O dentista de Jerusalém

Os adeptos do apocalipse só querem saber da próxima explosão do número de contagiados.

A estória é contada de várias maneiras, mas o sentido é o mesmo. Na versão que me chegou, no auge de uma crise israelo-árabe, Yasser Arafat anunciou um bombardeamento devastador, que provocaria a morte de dois milhões de judeus… e de um dentista em Jerusalém. Imediatamente os jornais noticiaram que a Mossad já estava em campo para descobrir quem era o dentista, levando o líder da OLP a comentar para o seu estado-maior: «OK! Podemos avançar… nenhum problema com os dois milhões».

No meio do alarido que tem acompanhado o alastramento do covid-19, as preocupações que mais abalaram a Pátria foram casos fortuitos, como o da senhora que ficou fechada numa casa de banho. Aí sim, os sinos tocaram a rebate e o povo saiu à rua, empunhando forquilhas e varapaus, como na revolta da Maria da Fonte.

A desorientação foi transversal a territórios, classes sociais, escalões etários e cores partidárias, não poupando sequer conceituados profissionais da informação, que elegeram a ministra e a diretora-geral da saúde como alvos preferenciais para críticas e brincadeiras de mau gosto. Estou agora à espera de ver quem será o primeiro a pedir desculpa à Dra. Graça Freitas.

Sucedem-se conferências de imprensa, geralmente subvertidas pelo metralhar de perguntas tontas, centradas na boataria. Como cidadão, passo bem sem elas, da mesma forma que dispenso as visitas dos governantes aos locais dos acontecimentos, bastando-me saber que ministros, secretários de Estado e diretores-gerais estão nos seus postos a conduzir as operações, e que a informação relevante está disponível nos sites oficiais.
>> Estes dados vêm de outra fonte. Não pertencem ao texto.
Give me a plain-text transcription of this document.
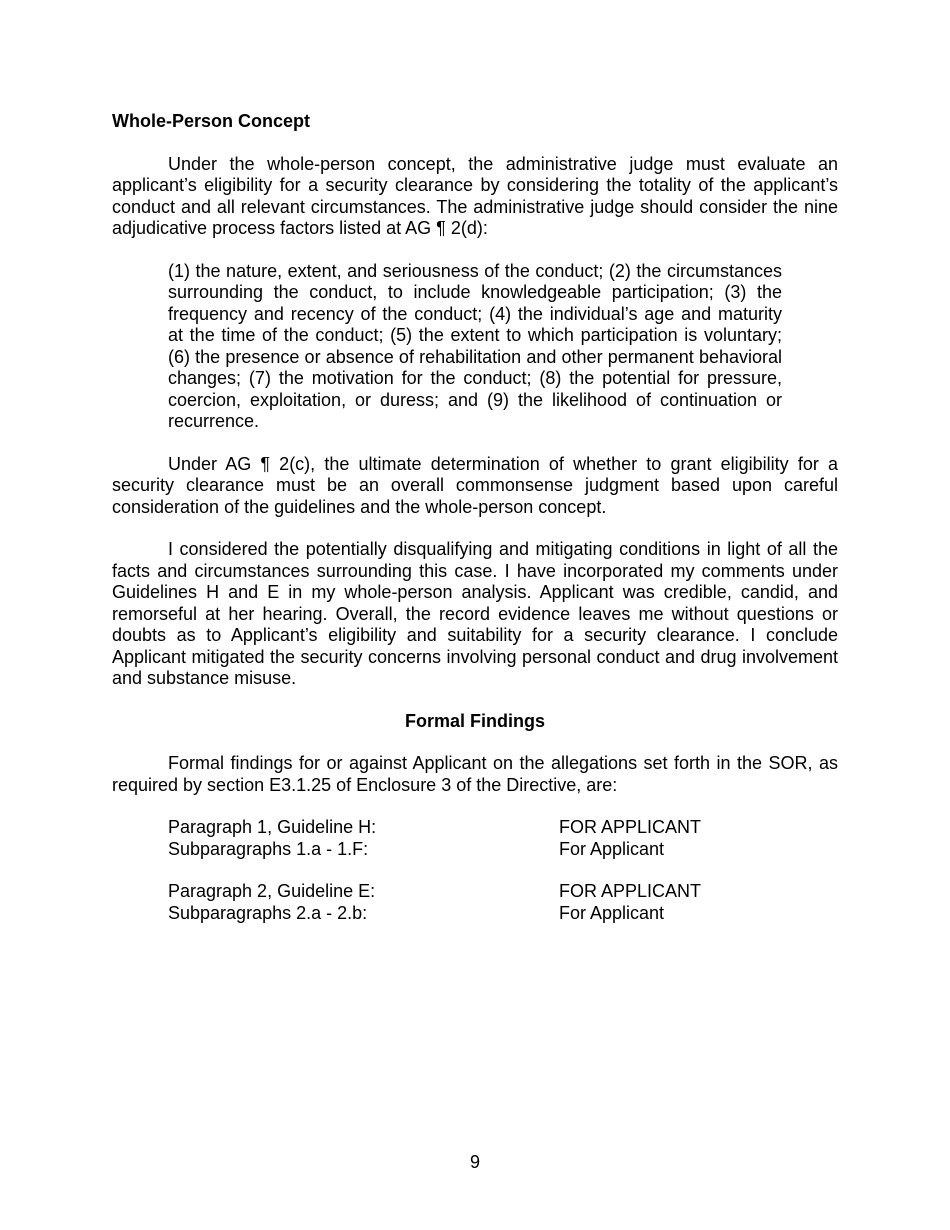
Whole-Person Concept

Under the whole-person concept, the administrative judge must evaluate an applicant’s eligibility for a security clearance by considering the totality of the applicant’s conduct and all relevant circumstances. The administrative judge should consider the nine adjudicative process factors listed at AG ¶ 2(d):

(1) the nature, extent, and seriousness of the conduct; (2) the circumstances surrounding the conduct, to include knowledgeable participation; (3) the frequency and recency of the conduct; (4) the individual’s age and maturity at the time of the conduct; (5) the extent to which participation is voluntary; (6) the presence or absence of rehabilitation and other permanent behavioral changes; (7) the motivation for the conduct; (8) the potential for pressure, coercion, exploitation, or duress; and (9) the likelihood of continuation or recurrence.

Under AG ¶ 2(c), the ultimate determination of whether to grant eligibility for a security clearance must be an overall commonsense judgment based upon careful consideration of the guidelines and the whole-person concept.

I considered the potentially disqualifying and mitigating conditions in light of all the facts and circumstances surrounding this case. I have incorporated my comments under Guidelines H and E in my whole-person analysis. Applicant was credible, candid, and remorseful at her hearing. Overall, the record evidence leaves me without questions or doubts as to Applicant’s eligibility and suitability for a security clearance. I conclude Applicant mitigated the security concerns involving personal conduct and drug involvement and substance misuse.

Formal Findings

Formal findings for or against Applicant on the allegations set forth in the SOR, as required by section E3.1.25 of Enclosure 3 of the Directive, are:

Paragraph 1, Guideline H:	FOR APPLICANT
Subparagraphs 1.a - 1.F:	For Applicant
Paragraph 2, Guideline E:	FOR APPLICANT
Subparagraphs 2.a - 2.b:	For Applicant
9
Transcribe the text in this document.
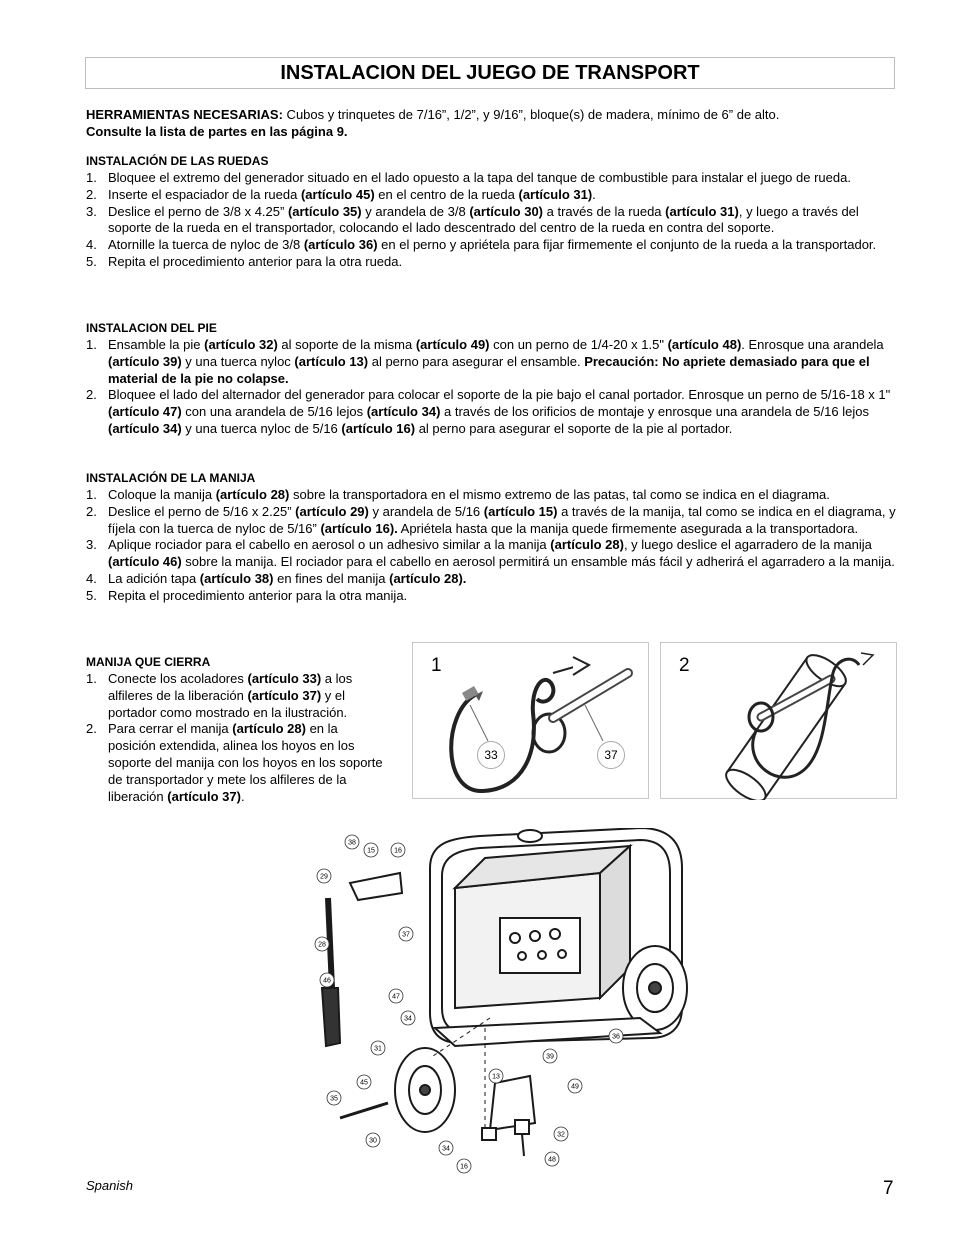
INSTALACION DEL JUEGO DE TRANSPORT
HERRAMIENTAS NECESARIAS: Cubos y trinquetes de 7/16”, 1/2”, y 9/16”, bloque(s) de madera, mínimo de 6” de alto.
Consulte la lista de partes en las página 9.
INSTALACIÓN DE LAS RUEDAS
1. Bloquee el extremo del generador situado en el lado opuesto a la tapa del tanque de combustible para instalar el juego de rueda.
2. Inserte el espaciador de la rueda (artículo 45) en el centro de la rueda (artículo 31).
3. Deslice el perno de 3/8 x 4.25” (artículo 35) y arandela de 3/8 (artículo 30) a través de la rueda (artículo 31), y luego a través del soporte de la rueda en el transportador, colocando el lado descentrado del centro de la rueda en contra del soporte.
4. Atornille la tuerca de nyloc de 3/8 (artículo 36) en el perno y apriétela para fijar firmemente el conjunto de la rueda a la transportador.
5. Repita el procedimiento anterior para la otra rueda.
INSTALACION DEL PIE
1. Ensamble la pie (artículo 32) al soporte de la misma (artículo 49) con un perno de 1/4-20 x 1.5" (artículo 48). Enrosque una arandela (artículo 39) y una tuerca nyloc (artículo 13) al perno para asegurar el ensamble. Precaución: No apriete demasiado para que el material de la pie no colapse.
2. Bloquee el lado del alternador del generador para colocar el soporte de la pie bajo el canal portador. Enrosque un perno de 5/16-18 x 1" (artículo 47) con una arandela de 5/16 lejos (artículo 34) a través de los orificios de montaje y enrosque una arandela de 5/16 lejos (artículo 34) y una tuerca nyloc de 5/16 (artículo 16) al perno para asegurar el soporte de la pie al portador.
INSTALACIÓN DE LA MANIJA
1. Coloque la manija (artículo 28) sobre la transportadora en el mismo extremo de las patas, tal como se indica en el diagrama.
2. Deslice el perno de 5/16 x 2.25” (artículo 29) y arandela de 5/16 (artículo 15) a través de la manija, tal como se indica en el diagrama, y fíjela con la tuerca de nyloc de 5/16” (artículo 16). Apriétela hasta que la manija quede firmemente asegurada a la transportadora.
3. Aplique rociador para el cabello en aerosol o un adhesivo similar a la manija (artículo 28), y luego deslice el agarradero de la manija (artículo 46) sobre la manija. El rociador para el cabello en aerosol permitirá un ensamble más fácil y adherirá el agarradero a la manija.
4. La adición tapa (artículo 38) en fines del manija (artículo 28).
5. Repita el procedimiento anterior para la otra manija.
MANIJA QUE CIERRA
1. Conecte los acoladores (artículo 33) a los alfileres de la liberación (artículo 37) y el portador como mostrado en la ilustración.
2. Para cerrar el manija (artículo 28) en la posición extendida, alinea los hoyos en los soporte del manija con los hoyos en los soporte de transportador y mete los alfileres de la liberación (artículo 37).
1
33	37
2
38
15	16
29
37
28
46
47
34
36
31
39
45
13
49
35
30
32
34
16
48
Spanish	7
Vozes respeitadas têm vindo a público, com o louvável propósito de informar e aconselhar, mas o vulgo prefere o lixo das redes sociais. Os milhares que são atendidos na Linha Saúde 24, nos centros de saúde, nas urgências e nos internamentos não contam, o esforço de médicos e enfermeiros também não, o que importa é a exibição de falhas pontuais, como se elas fossem a norma num sistema de atendimento que vai de Melgaço a Vila do Corvo.

Respostas hospitalares competentes têm permitido monitorar tanto os casos de mera referenciação como os de infeção confirmada, mas os adeptos do apocalipse só querem saber da próxima explosão do número de contagiados, o que, sendo matematicamente certo, não deveria ser razão para o encerramento do país. Se a motivação dos ‘fica em casa’ fosse a defesa do bem comum, vá que não vá; mas tudo sugere que o zelo estará mais no apego ao sofá.

Nas calamidades, a precipitação tende a ser a pior das companhias, sobretudo quando os dirigentes são induzidos a correr atrás do acessório e a dar prioridade a quem se manifesta com mais ruído, em detrimento de uma análise responsável da gravidade das situações.

Infelizmente, as pessoas que se preocupam mais com a árvore, e menos com a floresta, continuam a poluir o ambiente. Como na estória de Arafat, perante a ameaça de morte para milhões, o que mais os preocupa… é o dentista.